Carin verstand nicht ganz, was er damit sagen wollte. Irgendwie machte das alles keinen Sinn. Sie wandte sich ab und begann schweigend, den Tisch abzuräumen. Als Sean vorschlug, nach Hause zu fahren, stimmte sie gleichgültig zu. Hier zu bleiben, um die Spannung nur zu verstärken, brachte ohnedies nichts.
Auf der Rückfahrt sprach keiner ein Wort. Carin fühlte sich scheußlich. Erleichtert atmete sie auf, als sie endlich zu Hause waren und jeder seiner Wege ging.
Noch am gleichen Abend besuchte Carin John im Krankenhaus. Sie brannte darauf, ihm von Seans Frau zu erzählen.
“Warum hat er dich denn in dem Glauben gelassen, Stephanie sei seine Frau?”, fragte John verständnislos.
“Keine Ahnung.
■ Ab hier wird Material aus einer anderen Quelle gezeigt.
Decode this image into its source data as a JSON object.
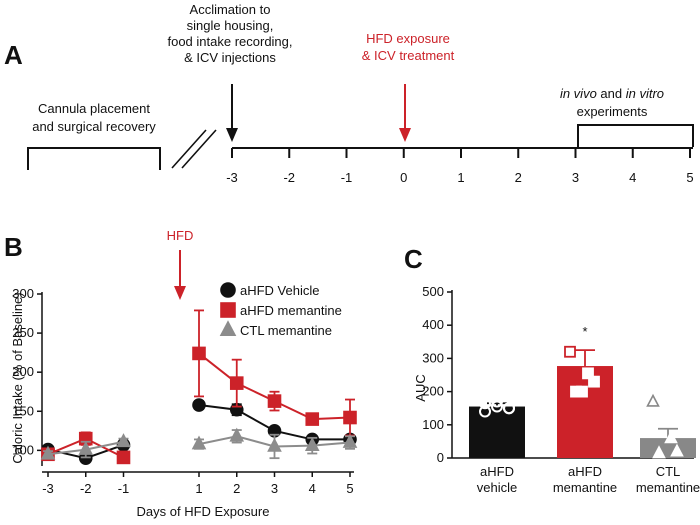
{
  "panels": {
    "a": "A",
    "b": "B",
    "c": "C"
  },
  "timeline": {
    "acclimation": [
      "Acclimation to",
      "single housing,",
      "food intake recording,",
      "& ICV injections"
    ],
    "hfd_exposure": [
      "HFD exposure",
      "& ICV treatment"
    ],
    "cannula": [
      "Cannula placement",
      "and surgical recovery"
    ],
    "experiments_line1": [
      "in vivo",
      " and ",
      "in vitro"
    ],
    "experiments_line2": "experiments",
    "ticks": [
      "-3",
      "-2",
      "-1",
      "0",
      "1",
      "2",
      "3",
      "4",
      "5"
    ],
    "colors": {
      "black": "#111111",
      "red": "#cc2229"
    }
  },
  "chart_data": [
    {
      "type": "line",
      "panel": "B",
      "title": "",
      "annotation": "HFD",
      "xlabel": "Days of HFD Exposure",
      "ylabel": "Caloric Intake (% of Baseline)",
      "x": [
        -3,
        -2,
        -1,
        1,
        2,
        3,
        4,
        5
      ],
      "x_tick_labels": [
        "-3",
        "-2",
        "-1",
        "1",
        "2",
        "3",
        "4",
        "5"
      ],
      "xlim": [
        -3,
        5
      ],
      "ylim": [
        80,
        300
      ],
      "y_ticks": [
        100,
        150,
        200,
        250,
        300
      ],
      "legend_position": "top-right",
      "series": [
        {
          "name": "aHFD Vehicle",
          "color": "#111111",
          "marker": "circle",
          "values": [
            101,
            90,
            107,
            158,
            152,
            125,
            114,
            114
          ],
          "errors": [
            3,
            4,
            5,
            5,
            7,
            5,
            3,
            4
          ]
        },
        {
          "name": "aHFD memantine",
          "color": "#cc2229",
          "marker": "square",
          "values": [
            95,
            115,
            91,
            224,
            186,
            163,
            140,
            142
          ],
          "errors": [
            4,
            8,
            3,
            55,
            30,
            12,
            3,
            23
          ]
        },
        {
          "name": "CTL memantine",
          "color": "#8c8c8c",
          "marker": "triangle",
          "values": [
            95,
            101,
            111,
            108,
            118,
            105,
            106,
            110
          ],
          "errors": [
            4,
            10,
            4,
            6,
            8,
            15,
            10,
            8
          ]
        }
      ]
    },
    {
      "type": "bar",
      "panel": "C",
      "title": "",
      "ylabel": "AUC",
      "categories": [
        [
          "aHFD",
          "vehicle"
        ],
        [
          "aHFD",
          "memantine"
        ],
        [
          "CTL",
          "memantine"
        ]
      ],
      "values": [
        155,
        277,
        60
      ],
      "errors": [
        10,
        48,
        28
      ],
      "colors": [
        "#111111",
        "#cc2229",
        "#888888"
      ],
      "ylim": [
        0,
        500
      ],
      "y_ticks": [
        0,
        100,
        200,
        300,
        400,
        500
      ],
      "significance": {
        "category_index": 1,
        "label": "*"
      },
      "individual_points": [
        {
          "marker": "circle",
          "values": [
            165,
            170,
            150,
            140,
            155,
            150
          ]
        },
        {
          "marker": "square",
          "values": [
            320,
            255,
            230,
            200,
            200
          ]
        },
        {
          "marker": "triangle",
          "values": [
            170,
            60,
            20,
            15
          ]
        }
      ]
    }
  ]
}
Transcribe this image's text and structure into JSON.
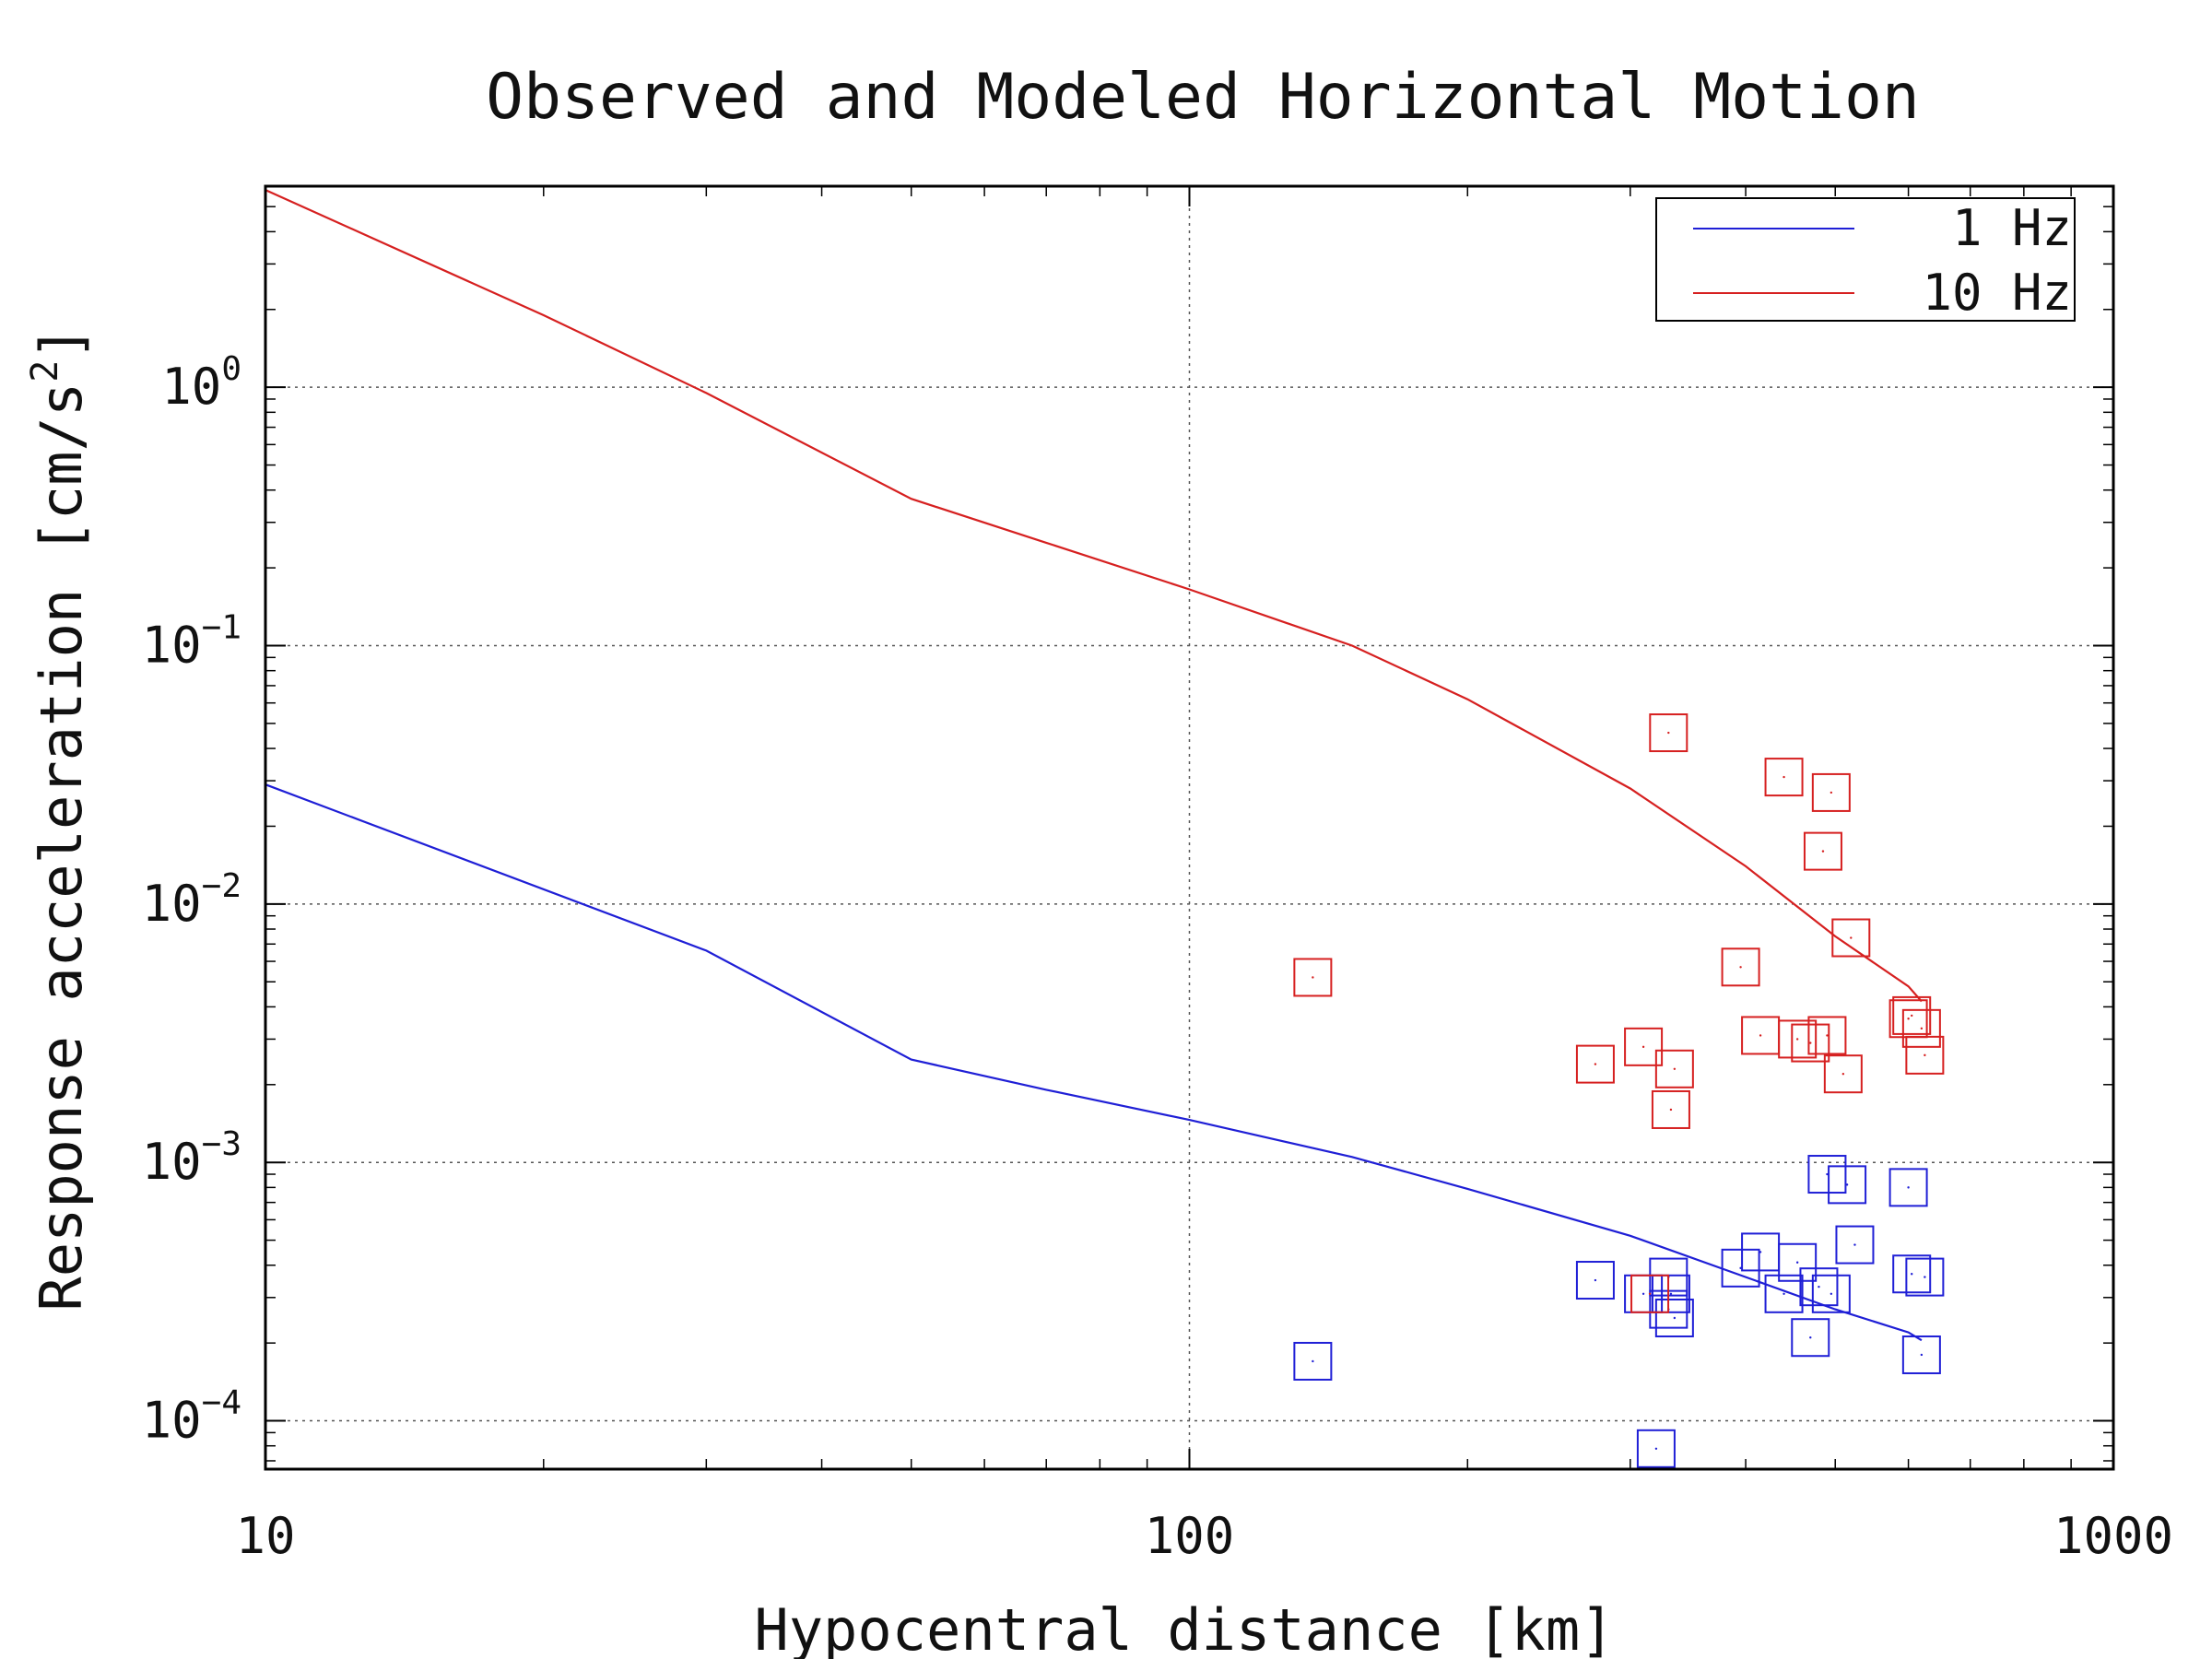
{
  "chart_data": {
    "type": "scatter",
    "title": "Observed and Modeled Horizontal Motion",
    "xlabel": "Hypocentral distance [km]",
    "ylabel": "Response acceleration [cm/s",
    "ylabel_sup": "2",
    "ylabel_end": "]",
    "x_scale": "log",
    "y_scale": "log",
    "xlim": [
      10,
      1000
    ],
    "ylim": [
      6.5e-05,
      6.0
    ],
    "grid": true,
    "legend_position": "top-right",
    "x_ticks": [
      {
        "value": 10,
        "label": "10"
      },
      {
        "value": 100,
        "label": "100"
      },
      {
        "value": 1000,
        "label": "1000"
      }
    ],
    "y_ticks": [
      {
        "value": 1,
        "base": "10",
        "exp": "0"
      },
      {
        "value": 0.1,
        "base": "10",
        "exp": "−1"
      },
      {
        "value": 0.01,
        "base": "10",
        "exp": "−2"
      },
      {
        "value": 0.001,
        "base": "10",
        "exp": "−3"
      },
      {
        "value": 0.0001,
        "base": "10",
        "exp": "−4"
      }
    ],
    "series": [
      {
        "name": "1 Hz",
        "color": "#1f1fd6",
        "line": {
          "x": [
            10,
            30,
            50,
            70,
            100,
            150,
            200,
            300,
            400,
            500,
            600,
            620
          ],
          "y": [
            0.029,
            0.0066,
            0.0025,
            0.00191,
            0.00146,
            0.00105,
            0.00079,
            0.00052,
            0.00036,
            0.00027,
            0.00022,
            0.000205
          ]
        },
        "observed": {
          "x": [
            136,
            275,
            310,
            320,
            330,
            332,
            335,
            395,
            415,
            440,
            455,
            470,
            480,
            490,
            495,
            515,
            525,
            600,
            605,
            620,
            625,
            330
          ],
          "y": [
            0.00017,
            0.00035,
            0.00031,
            7.8e-05,
            0.00036,
            0.00031,
            0.00025,
            0.00039,
            0.00045,
            0.00031,
            0.00041,
            0.00021,
            0.00033,
            0.0009,
            0.00031,
            0.00082,
            0.00048,
            0.0008,
            0.00037,
            0.00018,
            0.00036,
            0.00027
          ]
        }
      },
      {
        "name": "10 Hz",
        "color": "#d62020",
        "line": {
          "x": [
            10,
            20,
            30,
            50,
            70,
            100,
            150,
            200,
            300,
            400,
            500,
            600,
            620
          ],
          "y": [
            5.8,
            1.9,
            0.95,
            0.37,
            0.25,
            0.165,
            0.1,
            0.062,
            0.028,
            0.014,
            0.0075,
            0.0048,
            0.0042
          ]
        },
        "observed": {
          "x": [
            136,
            275,
            310,
            315,
            330,
            332,
            335,
            395,
            415,
            440,
            455,
            470,
            485,
            490,
            495,
            510,
            520,
            600,
            605,
            620,
            625
          ],
          "y": [
            0.0052,
            0.0024,
            0.0028,
            0.00031,
            0.046,
            0.0016,
            0.0023,
            0.0057,
            0.0031,
            0.031,
            0.003,
            0.0029,
            0.016,
            0.0031,
            0.027,
            0.0022,
            0.0074,
            0.0036,
            0.0037,
            0.0033,
            0.0026
          ]
        }
      }
    ]
  }
}
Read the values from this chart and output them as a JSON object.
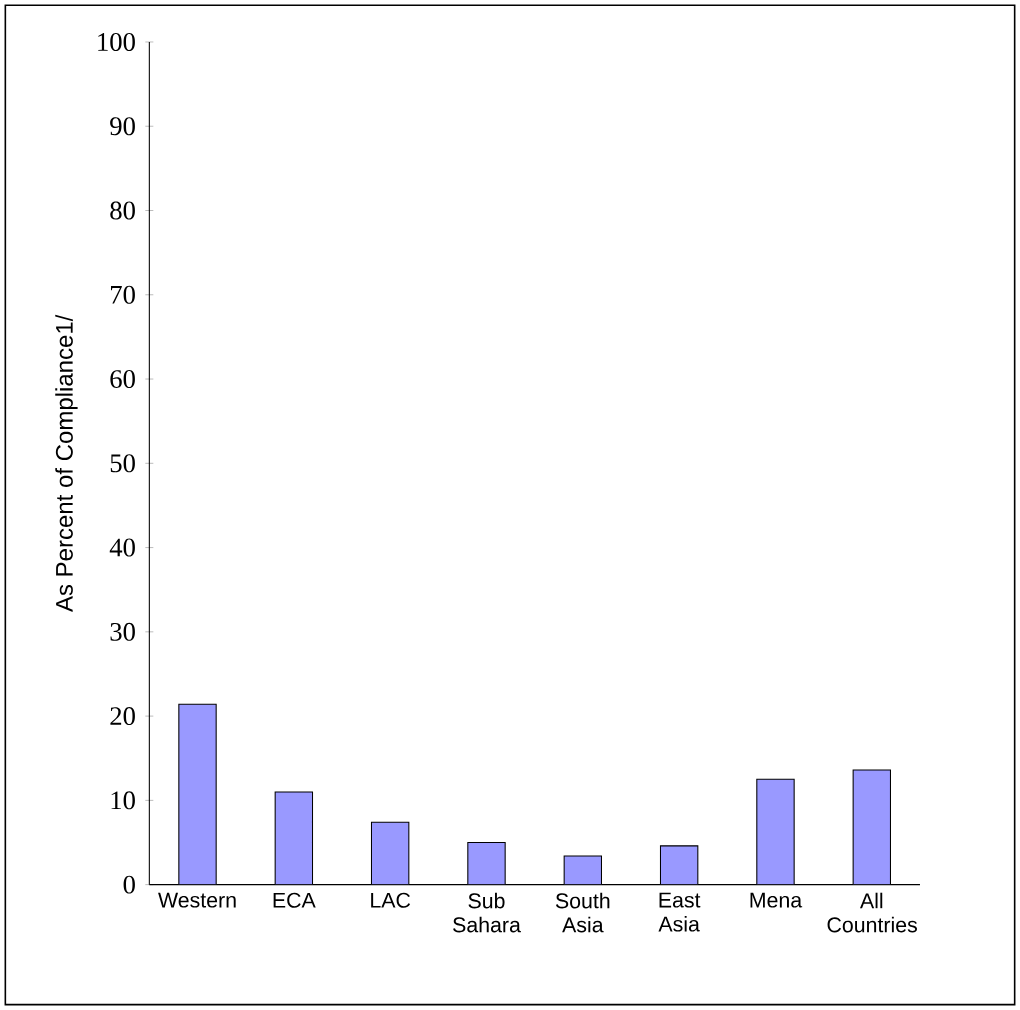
{
  "chart_data": {
    "type": "bar",
    "ylabel": "As Percent of Compliance1/",
    "categories": [
      "Western",
      "ECA",
      "LAC",
      "Sub Sahara",
      "South Asia",
      "East Asia",
      "Mena",
      "All Countries"
    ],
    "values": [
      21.4,
      11.0,
      7.4,
      5.0,
      3.4,
      4.6,
      12.5,
      13.6
    ],
    "color": "#9999ff",
    "ylim": [
      0,
      100
    ],
    "yticks": [
      0,
      10,
      20,
      30,
      40,
      50,
      60,
      70,
      80,
      90,
      100
    ],
    "grid": false
  }
}
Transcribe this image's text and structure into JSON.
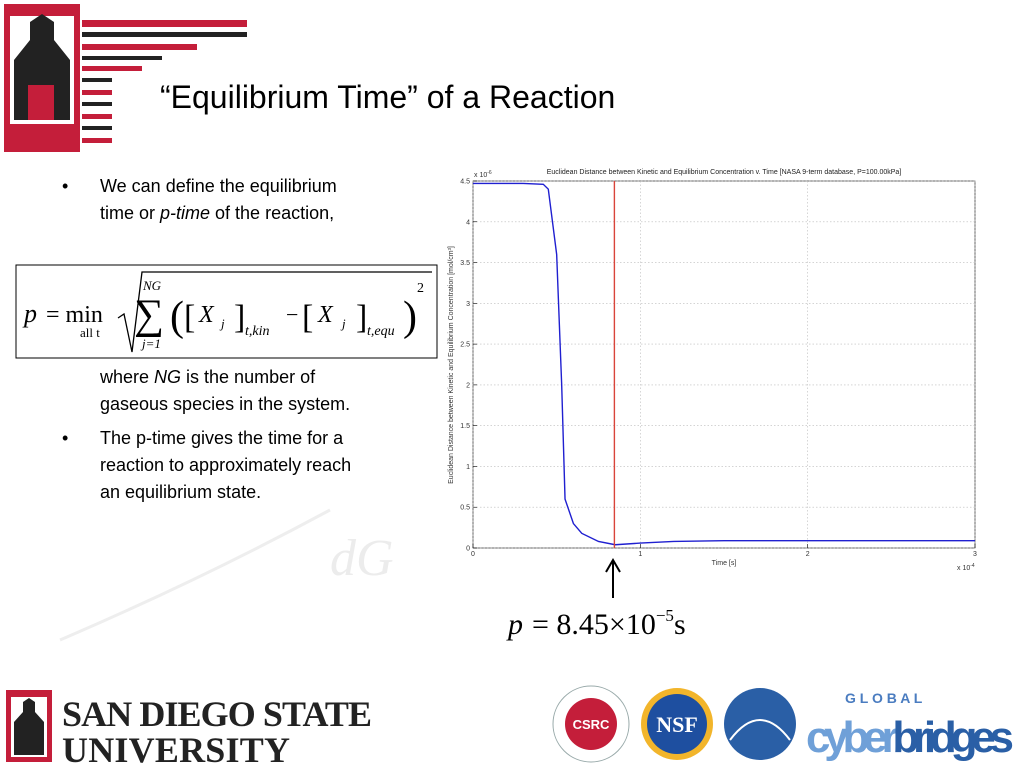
{
  "header": {
    "title": "“Equilibrium Time” of a Reaction"
  },
  "bullets": {
    "b1_line1": "We can define the equilibrium",
    "b1_line2a": "time or ",
    "b1_line2b": "p-time",
    "b1_line2c": " of the reaction,",
    "b1_line3a": "where ",
    "b1_line3b": "NG",
    "b1_line3c": " is the number of",
    "b1_line4": "gaseous species in the system.",
    "b2_line1": "The p-time gives the time for a",
    "b2_line2": "reaction to approximately reach",
    "b2_line3": "an equilibrium state."
  },
  "equation": {
    "lhs": "p",
    "eq": "= min",
    "under": "all t",
    "sum_top": "NG",
    "sum_bottom": "j=1",
    "x1": "X",
    "x1_sub": "j",
    "x1_outer": "t,kin",
    "minus": "−",
    "x2": "X",
    "x2_sub": "j",
    "x2_outer": "t,equ",
    "power": "2"
  },
  "result": {
    "lhs": "p",
    "rhs": "= 8.45×10",
    "exp": "−5",
    "unit": "s"
  },
  "footer": {
    "sdsu_line1": "SAN DIEGO STATE",
    "sdsu_line2": "UNIVERSITY",
    "csrc": "CSRC",
    "nsf": "NSF",
    "global": "G L O B A L",
    "cyber": "cyber",
    "bridges": "bridges"
  },
  "chart_data": {
    "type": "line",
    "title": "Euclidean Distance between Kinetic and Equilibrium Concentration v. Time [NASA 9-term database, P=100.00kPa]",
    "x_label": "Time [s]",
    "y_label": "Euclidean Distance between Kinetic and Equilibrium Concentration [mol/cm³]",
    "x_multiplier": {
      "base": "x 10",
      "exp": "-4"
    },
    "y_multiplier": {
      "base": "x 10",
      "exp": "-6"
    },
    "x": [
      0,
      0.3,
      0.42,
      0.45,
      0.5,
      0.53,
      0.55,
      0.6,
      0.65,
      0.75,
      0.85,
      1.0,
      1.2,
      1.5,
      2.0,
      3.0
    ],
    "series": [
      {
        "name": "distance",
        "color": "#1f1fd0",
        "values": [
          4.47,
          4.47,
          4.46,
          4.4,
          3.6,
          2.0,
          0.6,
          0.3,
          0.18,
          0.08,
          0.04,
          0.06,
          0.08,
          0.09,
          0.09,
          0.09
        ]
      }
    ],
    "reference_line": {
      "x": 0.845,
      "color": "#d9443a"
    },
    "xlim": [
      0,
      3
    ],
    "ylim": [
      0,
      4.5
    ],
    "xticks": [
      0,
      1,
      2,
      3
    ],
    "yticks": [
      0,
      0.5,
      1,
      1.5,
      2,
      2.5,
      3,
      3.5,
      4,
      4.5
    ],
    "grid": true
  }
}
Der Mann ist mir ein Rätsel.”
“Und du? Was ist mit dir? Ich weiß, dass er dir nicht gleichgültig ist, auch wenn du es nicht zugibst.”
“Sean hat nicht die Absicht, je wieder zu heiraten. Das hat er mir deutlich genug gesagt. Ich bin froh, wenn du wieder auf dem Damm bist, damit er nach Hause gehen kann, wo immer das auch sein mag.”
“Apropos nach Hause gehen”, warf John ein. “Morgen werde ich entlassen. Natürlich werde ich noch eine Weile Krücken brauchen, aber wenigstens muss ich nicht mehr im Bett liegen. Und Liz hat versprochen, mich zu besuchen. Wie findest du das?” John strahlte.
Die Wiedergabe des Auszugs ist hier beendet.